This state of affairs is where it has stayed now in our family although there are still echoes with our past. Our marriage ceremony on the bridal side starts with the chapra puja, the erection of a canopy of trees outside the home of her family through which the women in the house pray to the ancestors. This is to signify to everyone in the locality that there is a girl in the house who has started menstruating and so is eligible for marriage. A wedding follows days later. That this practice is still followed for the marriages of women in their 20s and 30s today who have chosen their own partners illustrates continuity with the past.

Now of course, this is just one family in India, one that is relatively privileged.
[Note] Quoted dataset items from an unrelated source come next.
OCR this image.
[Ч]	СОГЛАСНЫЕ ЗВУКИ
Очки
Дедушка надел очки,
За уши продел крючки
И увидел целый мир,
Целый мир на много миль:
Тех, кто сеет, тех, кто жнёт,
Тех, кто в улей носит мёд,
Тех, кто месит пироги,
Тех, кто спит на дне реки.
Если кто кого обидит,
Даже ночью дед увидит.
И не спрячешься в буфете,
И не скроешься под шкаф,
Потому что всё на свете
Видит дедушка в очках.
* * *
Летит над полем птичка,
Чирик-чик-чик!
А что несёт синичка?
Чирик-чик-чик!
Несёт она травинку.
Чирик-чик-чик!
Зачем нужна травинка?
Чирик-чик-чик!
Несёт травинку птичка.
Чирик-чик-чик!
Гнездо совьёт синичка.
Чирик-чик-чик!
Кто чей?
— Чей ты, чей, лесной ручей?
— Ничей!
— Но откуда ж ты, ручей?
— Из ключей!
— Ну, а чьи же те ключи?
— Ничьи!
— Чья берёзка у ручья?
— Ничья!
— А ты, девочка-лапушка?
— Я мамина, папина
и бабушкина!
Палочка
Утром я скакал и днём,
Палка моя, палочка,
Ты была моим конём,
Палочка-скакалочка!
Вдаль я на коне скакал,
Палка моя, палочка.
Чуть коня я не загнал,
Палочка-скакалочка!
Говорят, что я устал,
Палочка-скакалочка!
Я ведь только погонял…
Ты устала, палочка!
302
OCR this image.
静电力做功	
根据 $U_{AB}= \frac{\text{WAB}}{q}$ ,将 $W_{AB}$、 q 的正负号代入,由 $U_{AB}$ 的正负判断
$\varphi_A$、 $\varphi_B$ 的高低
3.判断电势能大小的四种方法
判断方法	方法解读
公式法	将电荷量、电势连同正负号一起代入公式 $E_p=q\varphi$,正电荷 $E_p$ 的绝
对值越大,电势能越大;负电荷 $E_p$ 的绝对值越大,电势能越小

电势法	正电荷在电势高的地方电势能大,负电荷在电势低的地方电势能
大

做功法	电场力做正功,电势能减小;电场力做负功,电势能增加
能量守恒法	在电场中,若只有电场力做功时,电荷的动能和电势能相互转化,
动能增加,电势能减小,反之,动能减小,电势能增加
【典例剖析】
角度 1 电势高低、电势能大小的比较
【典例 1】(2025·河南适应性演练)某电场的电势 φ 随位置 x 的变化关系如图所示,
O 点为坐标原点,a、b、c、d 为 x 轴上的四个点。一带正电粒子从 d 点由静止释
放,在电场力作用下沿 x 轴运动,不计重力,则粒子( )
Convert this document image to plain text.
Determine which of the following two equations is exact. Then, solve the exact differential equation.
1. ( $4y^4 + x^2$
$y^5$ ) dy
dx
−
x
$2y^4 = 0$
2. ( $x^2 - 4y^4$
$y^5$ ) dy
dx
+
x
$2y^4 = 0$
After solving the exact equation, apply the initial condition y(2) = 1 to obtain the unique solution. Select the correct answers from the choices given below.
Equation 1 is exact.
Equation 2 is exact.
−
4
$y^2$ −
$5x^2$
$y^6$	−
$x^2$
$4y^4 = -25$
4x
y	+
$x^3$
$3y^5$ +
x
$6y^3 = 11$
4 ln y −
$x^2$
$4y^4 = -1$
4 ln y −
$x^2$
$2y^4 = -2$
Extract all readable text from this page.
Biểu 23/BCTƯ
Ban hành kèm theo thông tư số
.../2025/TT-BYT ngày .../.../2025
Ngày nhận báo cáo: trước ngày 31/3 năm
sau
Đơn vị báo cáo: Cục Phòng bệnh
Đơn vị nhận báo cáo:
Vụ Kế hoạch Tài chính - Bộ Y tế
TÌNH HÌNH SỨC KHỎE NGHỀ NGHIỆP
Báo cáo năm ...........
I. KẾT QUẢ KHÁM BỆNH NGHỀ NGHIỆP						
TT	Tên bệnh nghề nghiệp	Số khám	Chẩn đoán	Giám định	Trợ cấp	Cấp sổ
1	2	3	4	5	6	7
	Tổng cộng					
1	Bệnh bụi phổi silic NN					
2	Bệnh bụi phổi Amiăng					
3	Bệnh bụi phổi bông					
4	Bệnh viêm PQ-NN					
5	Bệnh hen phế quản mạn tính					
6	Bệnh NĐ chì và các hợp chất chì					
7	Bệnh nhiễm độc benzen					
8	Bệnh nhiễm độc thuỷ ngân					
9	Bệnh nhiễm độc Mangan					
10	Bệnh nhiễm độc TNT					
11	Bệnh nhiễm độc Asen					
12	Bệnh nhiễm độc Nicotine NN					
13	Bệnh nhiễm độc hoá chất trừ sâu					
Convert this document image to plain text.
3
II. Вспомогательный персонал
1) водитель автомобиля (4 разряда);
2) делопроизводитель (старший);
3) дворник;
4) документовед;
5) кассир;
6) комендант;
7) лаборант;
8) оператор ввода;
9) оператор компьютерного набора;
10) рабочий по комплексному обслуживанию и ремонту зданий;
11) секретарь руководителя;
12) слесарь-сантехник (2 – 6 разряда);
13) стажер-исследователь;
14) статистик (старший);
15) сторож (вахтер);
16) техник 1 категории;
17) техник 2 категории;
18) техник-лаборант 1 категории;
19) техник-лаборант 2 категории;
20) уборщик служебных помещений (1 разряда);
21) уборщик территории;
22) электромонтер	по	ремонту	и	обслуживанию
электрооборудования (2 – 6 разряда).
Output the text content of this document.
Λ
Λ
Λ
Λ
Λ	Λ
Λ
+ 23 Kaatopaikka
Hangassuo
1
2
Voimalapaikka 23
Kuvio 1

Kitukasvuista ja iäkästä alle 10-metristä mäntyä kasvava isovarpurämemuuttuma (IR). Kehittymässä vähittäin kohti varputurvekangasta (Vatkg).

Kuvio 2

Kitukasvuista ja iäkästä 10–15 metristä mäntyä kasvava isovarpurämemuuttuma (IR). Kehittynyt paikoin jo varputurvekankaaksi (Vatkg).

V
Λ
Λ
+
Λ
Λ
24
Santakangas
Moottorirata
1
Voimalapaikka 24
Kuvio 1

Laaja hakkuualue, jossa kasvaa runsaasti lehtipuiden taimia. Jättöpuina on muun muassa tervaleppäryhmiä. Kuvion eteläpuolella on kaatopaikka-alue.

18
The legal age for marriage in India may be 18 for women and 21 for men but women are still being married as girls in my country. Much needs to be done to change attitudes, behaviour and realities of and power relations between girls and men, not just in India but also globally. Much also needs to be done to acknowledge that different groups of girls are marginalised and oppressed in different ways. For example, despite the advances made in achievement of the rights of (some) women in my family, not a single member of my family has come out openly as queer to us all.

I take hope from the story of the women in my family – and of the work being done by and with women across communities and localities around the world. I also take hope in the strength and resistance of the feminist movement and in the impact this has had and continues to have on government policy. In Satara, district officials are now planning to conduct a naming ceremony for all the Nakushis and allowing them to choose their own names. In Nigeria, outrage over Senator Yerima’s remarks and the Senate vote has sparked debate about child marriage, not just on blogs and social media, but also in many homes and workplaces. The Nigerian Feminist Forum called on people to campaign to protect the right of the girl child and activists are collecting petition signatures in locations across the country. Senators are now seeking to distance themselves from the vote. David Marks, President of the Senate, is justifying the vote by claiming that senators were blackmailed by Ahmed Yerima as they did not want to seem anti Islamic. In response to protesters gathering with placards to protest his support for the constitutional clause, his summoning by the leaders of the councils he represents and his denunciation by women leaders across the six council areas, Ayo Akinyelure, the senator representing Ondo Central Senatorial District, even burst into tears claiming, ‘I voted in error. I can never in my life support under age marriage. Whatever this might have caused my people, please, forgive me. I will do whatever is humanly possible at my disposal to ensure that this thing is removed from the constitution.’ That is a pretty amazing turnaround. Let us see what happens next.

I see so much cause for optimism when it comes to women’s rights and the achievement of feminist movements across time and around the world. Although we are seeing a global backlash to the realisation of the human rights of women at the moment, justified by recourse to fossilised notions of ‘tradition,’ ‘culture’ and ‘religion’, progress continues to be made. We are part of a long line of women’s rights activists stretching back into history and forwards into the future. We see the struggle against child marriage as a relatively recent phenomenon. However, although child marriages have been performed in every country at some point in history, there has also been resistance against the practice throughout the ages. This is resistance that does not just come from outside the community or outside the country. In Afghanistan, for example, there are folk songs against child marriage that are centuries old. I feel so lucky to have been born at this time (and to my progressive family) but also hopeful that our daughters and sons will be even luckier than I am.